Rabeh Oskouie (رابعه اسکویی) is an Iranian film and Television actress. She started theater training under the supervision of Iranian theater director Hamid Samandarian.

== Rabee Oskooi’s Acting Career ==
Rabee Oskooi trained in acting under the guidance of Hamid Samandarian. She was also briefly active with the GEM TV satellite network.

== Migration and Role in GEM TV ==
On January 3, 2016, following the moves of actors such as Chakameh Chamanmah, Sadaf Taherian, and Mani Kasraian to GEM TV, Rabee Oskooi joined the satellite network to participate in a video production. She discussed her motivations for leaving Iran during GEM TV’s Nowruz special program in 2016.

== Return to Iran ==
After two years abroad and her work with GEM TV, Oskooi decided to return to Iran on January 24, 2018. Expressing joy upon her return, she cited the lack of support for artists in Iran and personal reasons for her initial decision to leave.
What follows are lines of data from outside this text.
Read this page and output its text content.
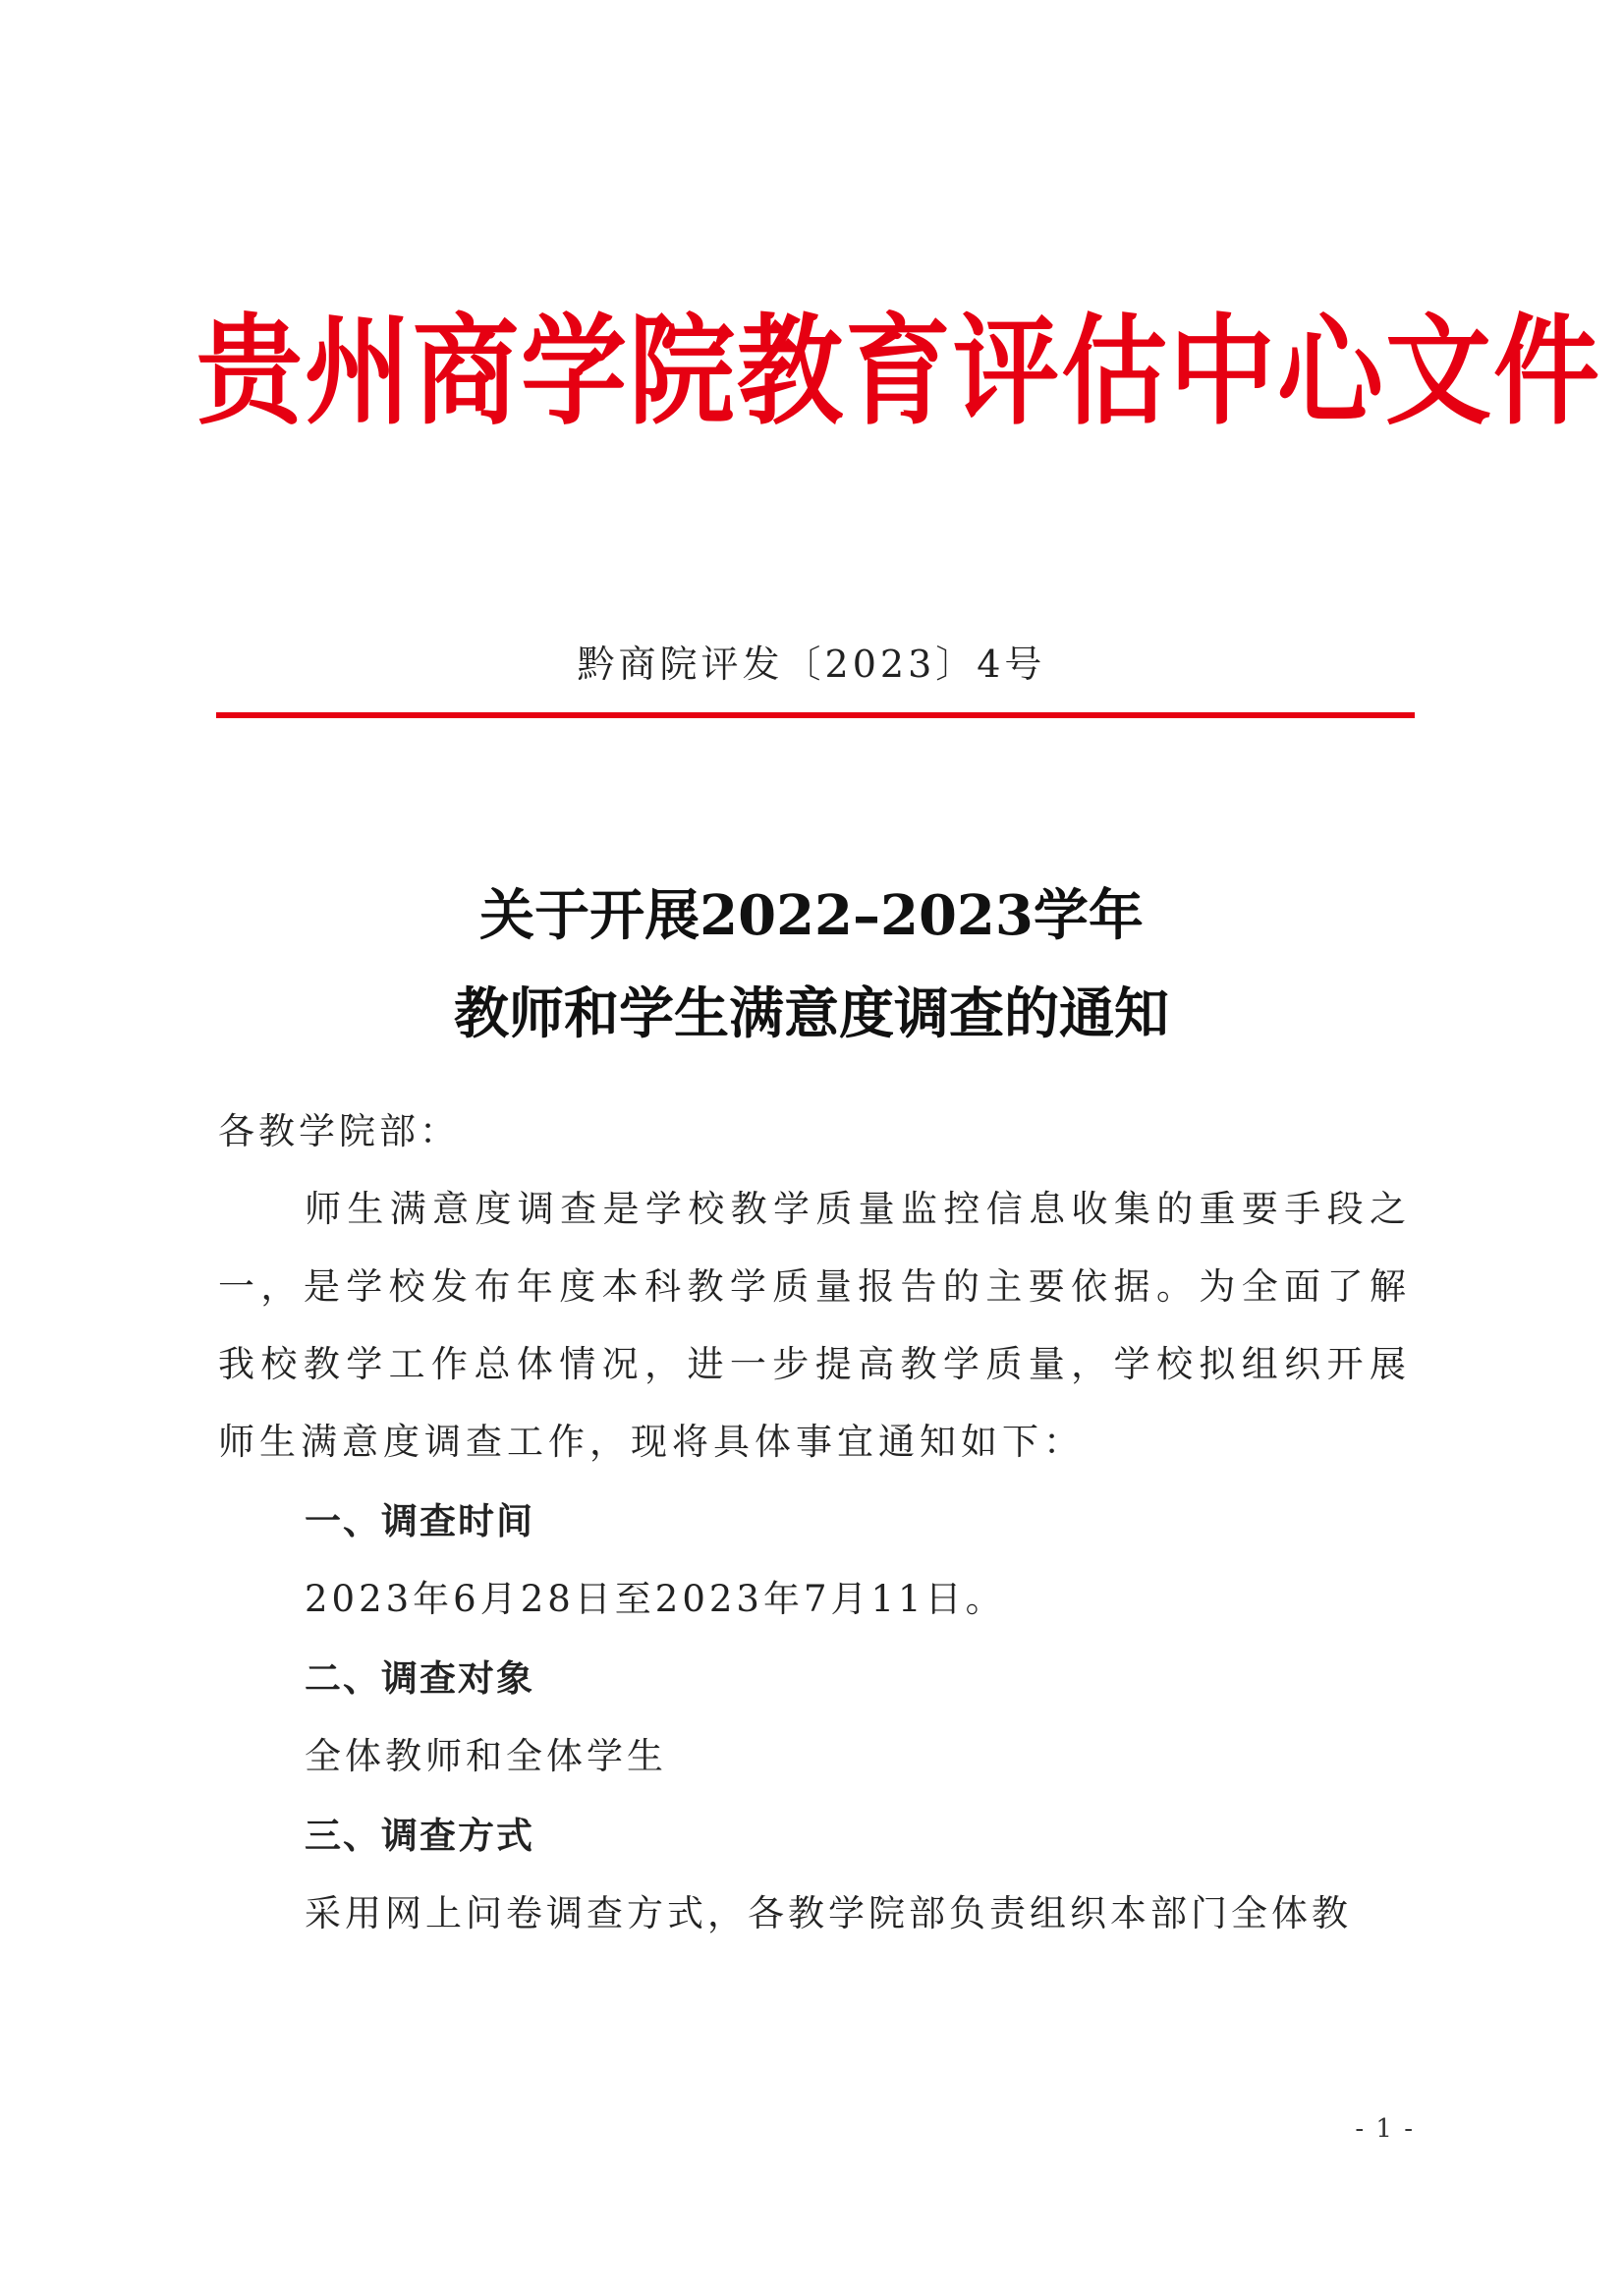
贵州商学院教育评估中心文件
黔商院评发〔2023〕4号
关于开展2022–2023学年
教师和学生满意度调查的通知

各教学院部：

师生满意度调查是学校教学质量监控信息收集的重要手段之一，是学校发布年度本科教学质量报告的主要依据。为全面了解我校教学工作总体情况，进一步提高教学质量，学校拟组织开展师生满意度调查工作，现将具体事宜通知如下：

一、调查时间

2023年6月28日至2023年7月11日。

二、调查对象

全体教师和全体学生

三、调查方式

采用网上问卷调查方式，各教学院部负责组织本部门全体教

- 1 -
She also mentioned health issues and a strong attachment to her homeland as primary reasons for coming back, a return warmly welcomed by fellow actors.

== Personal Remarks ==
In one of her interviews, Oskooi denied rumors of marriage to Maziyar Lorestanian, clarifying that her 30-year friendship with him ended for personal reasons.

On 3 February 2026, Oskooi took to her Instagram to offer condolences and an apology to the public for the government's handling of the 2025–2026 Iranian protests.

==Filmography==
- 2020 - Tweezers (TV series)
- 2019 – Gando (TV series)
- 2014 – I'm just kidding (TV series)
- 2012 – Bidar Bash (TV Series)
- 2011 – Facing Mirrors as Nurse
- 2011 – Crime and Punishment (TV movie)
- 2010 – Poopak and Mash Mashallah
- 2008 – Shirin as herself
- 2006 – Left Handed
- 2001 – Killing Mad Dogs
- 1999 – Once Upon a Time
- 1998 – Divorce Iranian Style
- 1994 – Excuse me (TV Series)

== Awards ==

- Nominated for the Crystal Simorgh for Best Supporting Actress at the 19th Fajr International Film Festival for Killing Dogs (2000).